La resolución de enviarle a su casa, cuando la muerte parecía segura, le afligió al principio; pero después tuvo una idea, un proyecto, y se dejó conducir a Madrid y enjaular en las lujosas salas abigarradas que le parecían la proyección externa de su propio mal, horrible, demoníaco, nauseabundo.
Y no obstante, él, contraviniendo las leyes naturales, cuidaba su enfermedad como se cuida una flor para que crezca; alimentaba aquella bestia inmunda que se lo comía, y gozaba al sentir chupado y mascullado su miserable cuerpo, que no era para él más que un estorbo. Solía decir: «El mundo no es más que un fétido callejón, donde la sociedad se agita con delirio carnavalesco. Estamos condenados a pasarlo vestidos con la repugnante máscara de nuestro cuerpo. Bienaventurados los que lo pasan pronto y pueden arrojar al fin la máscara para presentarse limpios ante Dios».
Este era el varón angelical, esta el alma inflamada, loca en que todo era fe y desprecio del mundo, de tal modo que ella sola bastara a dar a nuestro siglo lo que aún le falta, un santo, si el siglo no pareciese dispuesto a romper la turquesa de las canonizaciones. Verdad es que a Luis le faltaba el milagro, pero ¿quién sabe si los había hecho y los callaba, siguiendo su santa costumbre de escrupulizar su amor propio?
Alguien dijo que aquella santidad no era más que un papel bien representado; pero esto carecía de fundamento. Más cerca de lo cierto andaba quien dijo que la santidad, como la caballería, tiene sus Quijotes. En Luis todo era buena fe.
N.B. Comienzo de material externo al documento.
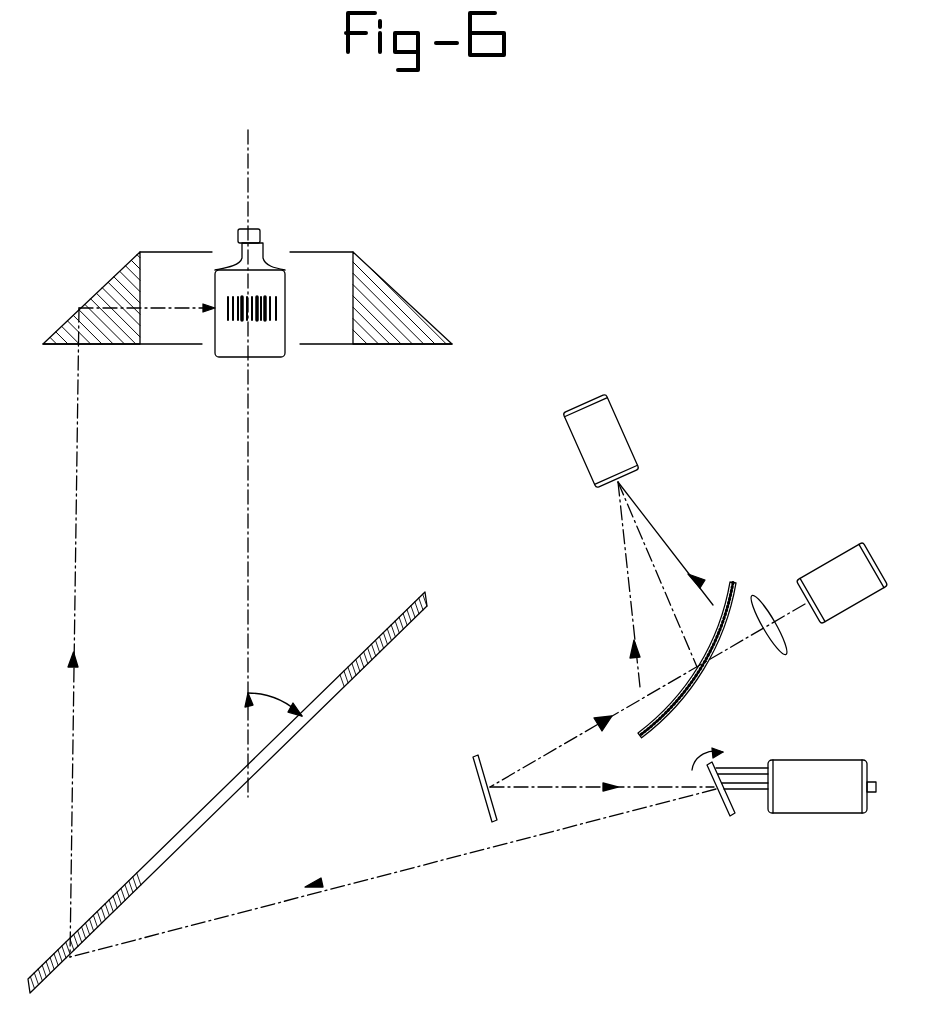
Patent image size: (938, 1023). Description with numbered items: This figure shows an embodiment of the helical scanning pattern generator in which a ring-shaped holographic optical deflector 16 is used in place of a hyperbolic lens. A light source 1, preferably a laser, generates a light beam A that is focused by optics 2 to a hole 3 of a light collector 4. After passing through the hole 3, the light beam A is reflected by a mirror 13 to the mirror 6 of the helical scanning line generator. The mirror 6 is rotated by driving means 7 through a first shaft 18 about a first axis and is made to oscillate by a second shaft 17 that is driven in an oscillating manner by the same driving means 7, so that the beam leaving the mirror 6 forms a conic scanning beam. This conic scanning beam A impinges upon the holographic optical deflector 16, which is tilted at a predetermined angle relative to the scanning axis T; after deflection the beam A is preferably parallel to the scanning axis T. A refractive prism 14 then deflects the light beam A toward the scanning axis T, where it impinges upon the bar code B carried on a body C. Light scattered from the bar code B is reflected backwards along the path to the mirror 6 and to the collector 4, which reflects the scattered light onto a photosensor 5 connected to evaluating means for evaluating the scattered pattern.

The light source 1 is at (843, 570).
The optics 2 is at (771, 615).
The hole 3 is at (687, 665).
The light collector 4 is at (672, 710).
The photosensor 5 is at (605, 435).
The mirror 6 is at (727, 810).
The driving means 7 is at (818, 773).
The mirror 13 is at (475, 770).
The refractive prism 14 is at (407, 297).
The ring-shaped holographic optical deflector 16 is at (384, 631).
The second shaft 17 is at (745, 768).
The first shaft 18 is at (748, 790).
The light beam A is at (602, 718).
The bar code B is at (267, 300).
The body C is at (233, 345).
The scanning axis T is at (259, 463).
Si engañaba a alguien, era a sí mismo. No puede negarse que era grande y heroico. Ninguno de los muchachos seminaristas que en todo tiempo han tratado de imitar a San Luis Gonzaga (porque esto ha sido una verdadera monomanía entre la juventud clerical) adelantó a Tellería en el esmero de la copia. Pero no se puede imitar lo inimitable y ¿de qué vale un remedo puntual de las acciones y de las palabras, descuidando quizás la asimilación de lo esencial?
Alguien dirá que este joven es una figura de otros tiempos. Pues no es de otros, sino de estos. Mas para verla es preciso ir a buscarla donde está, pues este no es un tipo de la Puerta del Sol. Existen, sí, estos niños seráficos para gloria de una ilustre congregación. El siglo XIX, el más rico de todos los siglos, el siglo enciclopédico por excelencia, tiene de esto, como tiene de todo. ¡Monstruosa síntesis de los tiempos, no se sabe a dónde irá a parar, barajando con sus propias invenciones y prodigios nuevos las reliquias y curiosidades que ha conservado de aquel atrás remoto!